Watching an Old Dog Sleep

Aspen Skye Hanntude McBounce

Aspen Skye Hanntude McBounce

It’s been a big morning, already. My almost 16-year-old dog peed in her crate again last night.  I bathed her, and rubbed her dry. She used to get antsy at bath time.  Now she likes her bath. She stands calmly in the sink as I spray warm water onto her back, tail, under her tail, and her belly. Meanwhile, she likes to sniff for left-over food that sometimes sits in the adjoining sink. Licking dried fried sausage remains from the night before is a special treat.  She happily allows me to massage soap into her coat, and rinse her off with warm water.

After her bath, my old dog begins her pacing ritual. She paces the length of our family room–one foot in front of another, slow and methodic. Back and forth. Back and forth. Not frantically, but endlessly, it seems, like a wind-up toy unwinding. With one arm, I lift her–14 pounds–onto the couch where she continues to wander. My younger dog gives a low growl and, disgusted, jumps off the couch to find peace in his crate.  He is mirroring my impatience.

How can I relax when my dog is pacing back and forth? I push her gently to her side and she doesn’t resist; I give her a massage. She closes her eyes, obviously enjoying the special treatment, but pops up as soon as I stop the massage, she jumps off the couch and wanders into the kitchen to drink some water. She returns to the family room where she again starts to pace. Finally, she stops. With an audible sigh, she lays down, her head, like a weight, drops between her front legs.
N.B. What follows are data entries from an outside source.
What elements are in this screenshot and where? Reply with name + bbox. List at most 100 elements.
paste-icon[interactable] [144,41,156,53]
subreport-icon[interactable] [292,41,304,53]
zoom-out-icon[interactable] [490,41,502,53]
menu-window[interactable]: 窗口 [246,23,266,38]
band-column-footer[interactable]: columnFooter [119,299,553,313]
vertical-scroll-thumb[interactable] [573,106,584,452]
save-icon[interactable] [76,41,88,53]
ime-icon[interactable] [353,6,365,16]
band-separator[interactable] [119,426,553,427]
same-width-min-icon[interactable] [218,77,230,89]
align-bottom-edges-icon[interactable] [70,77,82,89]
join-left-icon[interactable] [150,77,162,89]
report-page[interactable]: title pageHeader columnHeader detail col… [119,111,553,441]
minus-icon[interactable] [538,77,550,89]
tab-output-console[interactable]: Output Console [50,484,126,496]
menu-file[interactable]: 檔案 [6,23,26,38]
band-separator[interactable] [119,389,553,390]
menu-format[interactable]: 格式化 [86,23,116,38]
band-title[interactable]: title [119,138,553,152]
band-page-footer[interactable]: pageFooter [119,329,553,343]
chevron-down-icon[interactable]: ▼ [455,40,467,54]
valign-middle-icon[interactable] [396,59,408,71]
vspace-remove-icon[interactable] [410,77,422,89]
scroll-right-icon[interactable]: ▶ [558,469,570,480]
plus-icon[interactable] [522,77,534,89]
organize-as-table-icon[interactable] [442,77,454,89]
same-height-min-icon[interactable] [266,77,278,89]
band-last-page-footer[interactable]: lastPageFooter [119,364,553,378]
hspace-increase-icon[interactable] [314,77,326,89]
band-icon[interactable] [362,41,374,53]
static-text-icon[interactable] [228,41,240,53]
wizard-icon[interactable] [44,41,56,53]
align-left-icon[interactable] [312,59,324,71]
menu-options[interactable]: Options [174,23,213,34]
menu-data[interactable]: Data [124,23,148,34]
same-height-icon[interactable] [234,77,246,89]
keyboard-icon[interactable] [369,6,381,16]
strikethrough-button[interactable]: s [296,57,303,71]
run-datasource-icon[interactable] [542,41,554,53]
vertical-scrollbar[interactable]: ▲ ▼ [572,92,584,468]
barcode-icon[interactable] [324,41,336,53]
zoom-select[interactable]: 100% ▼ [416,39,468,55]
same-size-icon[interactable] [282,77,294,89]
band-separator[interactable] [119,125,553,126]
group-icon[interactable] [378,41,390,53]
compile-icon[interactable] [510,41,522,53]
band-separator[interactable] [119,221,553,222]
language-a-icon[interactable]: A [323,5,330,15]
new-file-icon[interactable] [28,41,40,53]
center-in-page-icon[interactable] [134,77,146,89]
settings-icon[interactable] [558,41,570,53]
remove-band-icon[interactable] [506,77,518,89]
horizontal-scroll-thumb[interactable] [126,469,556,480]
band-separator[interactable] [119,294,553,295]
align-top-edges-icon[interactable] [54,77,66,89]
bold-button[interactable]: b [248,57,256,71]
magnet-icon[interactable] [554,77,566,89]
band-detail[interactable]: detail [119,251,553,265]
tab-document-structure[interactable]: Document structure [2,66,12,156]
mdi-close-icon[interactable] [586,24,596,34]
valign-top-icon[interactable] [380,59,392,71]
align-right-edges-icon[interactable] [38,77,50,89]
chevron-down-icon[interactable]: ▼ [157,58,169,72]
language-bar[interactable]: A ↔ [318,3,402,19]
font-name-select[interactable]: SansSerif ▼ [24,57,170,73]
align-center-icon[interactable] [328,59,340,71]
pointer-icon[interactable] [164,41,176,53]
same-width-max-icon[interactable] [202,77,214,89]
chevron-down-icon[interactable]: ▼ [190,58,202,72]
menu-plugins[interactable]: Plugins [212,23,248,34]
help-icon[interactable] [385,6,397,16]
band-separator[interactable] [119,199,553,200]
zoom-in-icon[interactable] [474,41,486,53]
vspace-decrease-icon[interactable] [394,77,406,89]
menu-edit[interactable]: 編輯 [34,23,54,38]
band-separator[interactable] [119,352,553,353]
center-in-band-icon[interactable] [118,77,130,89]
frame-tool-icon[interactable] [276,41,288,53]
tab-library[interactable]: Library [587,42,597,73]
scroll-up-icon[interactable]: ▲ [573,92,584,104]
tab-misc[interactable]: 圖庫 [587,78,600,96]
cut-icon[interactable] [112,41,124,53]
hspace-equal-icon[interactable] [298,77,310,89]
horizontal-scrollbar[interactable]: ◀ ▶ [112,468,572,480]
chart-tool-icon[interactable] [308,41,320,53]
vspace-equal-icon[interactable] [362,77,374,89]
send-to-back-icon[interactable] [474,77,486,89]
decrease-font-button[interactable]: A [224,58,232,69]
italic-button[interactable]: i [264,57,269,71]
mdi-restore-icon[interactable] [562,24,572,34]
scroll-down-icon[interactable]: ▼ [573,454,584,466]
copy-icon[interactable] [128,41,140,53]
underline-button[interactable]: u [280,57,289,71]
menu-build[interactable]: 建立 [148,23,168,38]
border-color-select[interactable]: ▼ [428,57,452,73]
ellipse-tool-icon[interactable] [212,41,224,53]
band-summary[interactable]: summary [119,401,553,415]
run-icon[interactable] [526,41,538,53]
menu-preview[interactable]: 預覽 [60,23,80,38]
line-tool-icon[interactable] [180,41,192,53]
A moment later, she moves her head to the right, gives a little, pig-like grunt, and closes her eyes.

Almost immediately, her ribs move up-down-up-down, slow and steady, like a sleeping baby. Then, with another grunt, this one more of a sigh/grunt, she moves her head to the left where she settles into the V created between her leg and chest. I know she is sleeping 15 seconds later when I hear a teeny, tiny almost inaudible wheeze, then a rumble. With a groan, she shifts her body onto her right side where her rhythmic breath exudes a slight snore. Fifteen minutes later, she is finally completely relaxed.

When I return from my errands in a couple of hours, she will still be sleeping.  I will let her out to relieve herself.  She will find a patch of sun and take another nap. She she will come back in and start pacing in the evening about an hour before she has her dinner.  I will lift her onto the couch and rub her back until she relaxes into slumber.

I hope that somebody cares for me like an old dog when I’m elderly.